Боря пожал мне руку и ушёл. Я тоже пошёл домой – делать свой выбор.
Наутро, как порядочный мужик, я позвонил Ларисе. Она очень обрадовалась, когда узнала мой голос. Вообще, как я уже понял, она очень любила радоваться, отчего постоянно пребывала в восторженно-воздушном состоянии. И как было ей не радоваться – дочке руководителя всеми потребительскими товарами нашего региона. Я, конечно, и сам был не лыком шит, но такой дикой роскоши, как у неё в доме, и на картинках не видел. И воспитан был в стиле казённо-казарменном, хоть отчасти в литературно-приключенческом.
– Лёшенька, – воскликнула Лара, – как ты меня нашёл?!
– Понимаешь, – сообразил я, что ответить, – очень хотелось встретиться.
Тут же мы договорились о месте встречи, и я побежал за цветочками. Но Ларочка явилась не одна, а с рыжей скрипачкой. Это меня даже успокоило. На настоящем свидании я, честно сказать, был впервые, не знал, что такое дуэнья, да и до сих пор точно не знаю, и не совсем понимал, как себя вести, особенно, если иметь в виду мощную вчерашнюю увертюру. Во всяком случае, после самых дружеских приветствий, речь, естественно, пошла о музыке. Да ещё в таком ключе, будто наше знакомство продолжалось долгие годы.
– Представляешь, – щебетала Ларочка, – сегодня у нас была генеральная репетиция, а Боренька как киксанёт… Из-за него дирижёр оркестр остановил! Говорит, что у вас со слухом! Опустите, говорит, вторую струну на четверть оборота, у вас там бемоль, а вы диез играете, вот до чего дошло. Ужас! Не знаешь, Лёшенька, что с это ним происходит? Почему он ходит, как в воду опущенный, вот уже недели две. Что случилось?

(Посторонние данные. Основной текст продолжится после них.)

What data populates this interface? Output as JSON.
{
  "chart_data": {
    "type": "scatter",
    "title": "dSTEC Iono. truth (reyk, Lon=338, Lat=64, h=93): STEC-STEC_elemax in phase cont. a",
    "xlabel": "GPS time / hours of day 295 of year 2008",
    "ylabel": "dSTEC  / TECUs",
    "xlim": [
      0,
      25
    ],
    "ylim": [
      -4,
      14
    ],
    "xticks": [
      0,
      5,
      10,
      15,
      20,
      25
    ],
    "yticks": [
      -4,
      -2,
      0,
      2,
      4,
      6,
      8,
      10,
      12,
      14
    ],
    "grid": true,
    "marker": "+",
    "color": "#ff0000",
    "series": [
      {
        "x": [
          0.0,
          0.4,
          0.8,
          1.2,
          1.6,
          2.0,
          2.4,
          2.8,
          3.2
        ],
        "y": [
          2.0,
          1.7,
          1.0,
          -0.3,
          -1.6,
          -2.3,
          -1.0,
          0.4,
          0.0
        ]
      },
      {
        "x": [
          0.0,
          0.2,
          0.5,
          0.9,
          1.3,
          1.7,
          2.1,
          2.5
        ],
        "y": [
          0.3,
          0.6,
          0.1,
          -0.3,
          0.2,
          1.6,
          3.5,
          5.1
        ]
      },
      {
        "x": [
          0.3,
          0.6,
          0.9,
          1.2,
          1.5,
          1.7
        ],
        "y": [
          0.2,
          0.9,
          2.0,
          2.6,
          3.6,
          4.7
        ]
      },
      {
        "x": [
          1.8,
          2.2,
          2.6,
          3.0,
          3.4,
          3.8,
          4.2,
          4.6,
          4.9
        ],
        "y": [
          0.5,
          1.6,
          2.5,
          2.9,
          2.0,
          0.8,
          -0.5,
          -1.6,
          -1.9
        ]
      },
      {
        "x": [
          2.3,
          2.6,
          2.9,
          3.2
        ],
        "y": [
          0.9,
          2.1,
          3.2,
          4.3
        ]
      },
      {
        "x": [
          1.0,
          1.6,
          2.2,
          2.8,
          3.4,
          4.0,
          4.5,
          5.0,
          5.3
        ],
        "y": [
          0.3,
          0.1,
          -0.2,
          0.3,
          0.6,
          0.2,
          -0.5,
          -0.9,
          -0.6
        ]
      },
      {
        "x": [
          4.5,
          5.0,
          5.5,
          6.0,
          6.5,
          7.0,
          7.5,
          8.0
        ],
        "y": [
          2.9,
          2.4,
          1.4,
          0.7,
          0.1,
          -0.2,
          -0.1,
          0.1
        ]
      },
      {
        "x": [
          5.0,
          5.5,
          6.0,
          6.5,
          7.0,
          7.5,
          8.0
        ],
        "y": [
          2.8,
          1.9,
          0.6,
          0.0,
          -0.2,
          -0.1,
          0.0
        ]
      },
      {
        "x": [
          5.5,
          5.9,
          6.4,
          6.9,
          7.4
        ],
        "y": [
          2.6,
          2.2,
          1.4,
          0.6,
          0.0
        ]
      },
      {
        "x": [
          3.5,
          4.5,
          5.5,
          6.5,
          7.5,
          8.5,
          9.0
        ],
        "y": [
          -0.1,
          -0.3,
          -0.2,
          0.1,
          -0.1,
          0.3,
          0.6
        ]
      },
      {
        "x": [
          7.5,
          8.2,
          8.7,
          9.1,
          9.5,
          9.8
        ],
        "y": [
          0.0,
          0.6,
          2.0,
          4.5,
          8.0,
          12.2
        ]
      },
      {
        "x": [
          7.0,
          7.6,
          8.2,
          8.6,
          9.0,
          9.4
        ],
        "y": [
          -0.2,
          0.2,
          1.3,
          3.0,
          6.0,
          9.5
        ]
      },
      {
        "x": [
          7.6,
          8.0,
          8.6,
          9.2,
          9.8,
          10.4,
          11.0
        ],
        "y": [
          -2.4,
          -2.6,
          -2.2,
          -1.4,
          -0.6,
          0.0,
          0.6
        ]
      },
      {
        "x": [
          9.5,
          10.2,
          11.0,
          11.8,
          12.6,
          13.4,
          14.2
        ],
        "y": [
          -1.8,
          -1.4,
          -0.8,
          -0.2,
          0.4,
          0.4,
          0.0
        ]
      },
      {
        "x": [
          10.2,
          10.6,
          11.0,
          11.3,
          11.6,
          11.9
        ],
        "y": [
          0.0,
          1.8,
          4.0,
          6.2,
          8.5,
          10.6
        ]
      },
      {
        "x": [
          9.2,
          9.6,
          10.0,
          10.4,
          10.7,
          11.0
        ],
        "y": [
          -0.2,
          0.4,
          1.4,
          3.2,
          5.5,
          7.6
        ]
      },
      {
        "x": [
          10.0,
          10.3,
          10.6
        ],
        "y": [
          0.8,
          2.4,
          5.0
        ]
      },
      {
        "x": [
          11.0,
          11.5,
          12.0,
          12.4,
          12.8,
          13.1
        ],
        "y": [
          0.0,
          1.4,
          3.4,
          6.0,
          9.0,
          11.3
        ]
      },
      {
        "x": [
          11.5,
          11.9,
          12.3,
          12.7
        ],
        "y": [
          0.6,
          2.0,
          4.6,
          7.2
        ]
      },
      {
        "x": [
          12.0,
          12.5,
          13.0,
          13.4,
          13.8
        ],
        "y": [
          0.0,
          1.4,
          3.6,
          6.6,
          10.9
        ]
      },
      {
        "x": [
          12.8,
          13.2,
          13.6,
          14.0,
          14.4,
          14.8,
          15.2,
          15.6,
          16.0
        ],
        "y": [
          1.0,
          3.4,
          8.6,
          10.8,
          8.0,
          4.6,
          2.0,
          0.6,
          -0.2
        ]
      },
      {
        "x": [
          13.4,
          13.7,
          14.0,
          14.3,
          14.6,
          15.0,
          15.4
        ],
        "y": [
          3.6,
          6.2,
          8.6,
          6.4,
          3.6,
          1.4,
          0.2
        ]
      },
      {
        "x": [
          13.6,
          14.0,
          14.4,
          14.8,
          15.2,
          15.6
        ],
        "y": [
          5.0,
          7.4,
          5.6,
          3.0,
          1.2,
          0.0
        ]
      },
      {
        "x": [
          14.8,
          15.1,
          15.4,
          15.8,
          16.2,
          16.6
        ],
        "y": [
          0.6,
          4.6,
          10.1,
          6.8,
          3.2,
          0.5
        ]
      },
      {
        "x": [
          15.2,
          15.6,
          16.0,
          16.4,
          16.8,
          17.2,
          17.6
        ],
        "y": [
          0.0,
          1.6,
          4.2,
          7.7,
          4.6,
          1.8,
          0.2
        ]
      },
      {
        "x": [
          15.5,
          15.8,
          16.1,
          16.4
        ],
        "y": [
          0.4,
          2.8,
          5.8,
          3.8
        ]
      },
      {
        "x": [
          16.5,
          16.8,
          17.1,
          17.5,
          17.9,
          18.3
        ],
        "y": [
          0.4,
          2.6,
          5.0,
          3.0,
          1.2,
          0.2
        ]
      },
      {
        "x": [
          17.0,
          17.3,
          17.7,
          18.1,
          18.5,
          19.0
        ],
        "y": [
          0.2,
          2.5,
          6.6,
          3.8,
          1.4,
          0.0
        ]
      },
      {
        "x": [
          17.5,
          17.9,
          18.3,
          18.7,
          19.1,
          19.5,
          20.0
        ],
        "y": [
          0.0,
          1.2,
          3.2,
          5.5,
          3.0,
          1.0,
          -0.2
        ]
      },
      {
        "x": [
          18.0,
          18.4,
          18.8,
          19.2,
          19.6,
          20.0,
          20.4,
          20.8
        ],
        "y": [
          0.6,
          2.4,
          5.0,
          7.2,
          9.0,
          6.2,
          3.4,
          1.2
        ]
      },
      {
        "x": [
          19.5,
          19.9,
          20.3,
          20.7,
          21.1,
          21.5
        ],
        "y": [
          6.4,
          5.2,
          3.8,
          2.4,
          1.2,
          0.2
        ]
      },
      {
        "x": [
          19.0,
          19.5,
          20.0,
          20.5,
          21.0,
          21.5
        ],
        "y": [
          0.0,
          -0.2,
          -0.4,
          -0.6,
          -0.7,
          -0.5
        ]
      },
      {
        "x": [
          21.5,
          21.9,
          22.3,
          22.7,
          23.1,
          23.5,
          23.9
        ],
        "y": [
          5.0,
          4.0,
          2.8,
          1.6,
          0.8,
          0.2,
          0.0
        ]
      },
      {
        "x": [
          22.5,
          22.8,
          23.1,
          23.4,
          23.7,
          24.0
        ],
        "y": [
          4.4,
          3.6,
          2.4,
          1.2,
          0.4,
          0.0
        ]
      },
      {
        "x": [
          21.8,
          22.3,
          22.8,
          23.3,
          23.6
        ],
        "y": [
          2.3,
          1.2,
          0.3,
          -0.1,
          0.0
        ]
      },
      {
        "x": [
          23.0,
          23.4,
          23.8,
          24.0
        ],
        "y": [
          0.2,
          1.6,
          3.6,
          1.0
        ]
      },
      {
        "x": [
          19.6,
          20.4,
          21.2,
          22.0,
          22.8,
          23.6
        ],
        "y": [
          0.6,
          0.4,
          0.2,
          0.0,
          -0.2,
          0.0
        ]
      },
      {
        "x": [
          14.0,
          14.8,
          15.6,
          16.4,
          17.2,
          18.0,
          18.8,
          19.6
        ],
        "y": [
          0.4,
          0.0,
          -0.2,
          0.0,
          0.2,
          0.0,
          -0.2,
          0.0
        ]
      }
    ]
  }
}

– Ларочка, откуда же мне знать?
– Вы же друзья, – настаивала Лариса, – ты просто обязан. Ему надо, ну… посочувствовать. Что за странная такая у вас дружба? О чём-то вы с ним говорите? А как общаетесь?
– Нормально общаемся. Говорим чаще всего о происхождении семьи, частной собственности и государства. Бывает, правда, ещё про материализм и эмпириокритицизм.
– Ага, – вставила своё словечко Рыжая. – Это значит – про любовь, так?
– Да! – подтвердил я. – Только про любовь. Про что же ещё-то? Причём, про любовь к Ларочке.
– Ко мне?! – вспыхнула Ларочка розовым милейшим цветом.
– А к кому? Тебя не любить невозможно… – пролепетал я в тон Ларочкиной окраске. И угадал – мои слова, похоже, были единственным текстом, который бы ей хотелось выслушать, да ещё в присутствии подружки. Рыжая выглядела озадаченно, и мысль изрезала её чело.
– Хорошо получается, – произнесла она, – вы, значит, здесь объясняетесь, а я стою одна, как дура. Мне кажется, я уже вам мешаю.
– Нет, нет, – вскричали мы оба, – и нисколечко ты нам не мешаешь! Можешь с нами постоять столько, сколько будет тебе угодно.
– Тогда ладно, – смилостивилась Рыжая, – остаюсь. Только мне скучно стоять, давайте гулять. Куда пойдём?
– Пойдём, – сказала Ларочка. – А куда ты хочешь?
Рыжая подумала, но недолго.
– Хочу в кафе.
– Так в чём дело? Лёшенька, как ты на это смотришь?
А как я мог на это смотреть? Две прекрасных, образованных, музыкальных, ослепительно красивых девушки, их смеющиеся лица, взгляды, направленные на меня с таким дружеским интересом – кто бы мог сомневаться? Конечно, через минуту мы шагали в кафе, хотя я совершенно не мог себе представить, как туда ходят, что там продаётся и сколько чего стоит. Я был в кафе, только тогда родители платили. Впрочем, какие-то денежки у меня имелись, и ничего, кроме веселья и радости не испытывал я тогда, прихваченный с обеих сторон милыми, воздушными красавицами.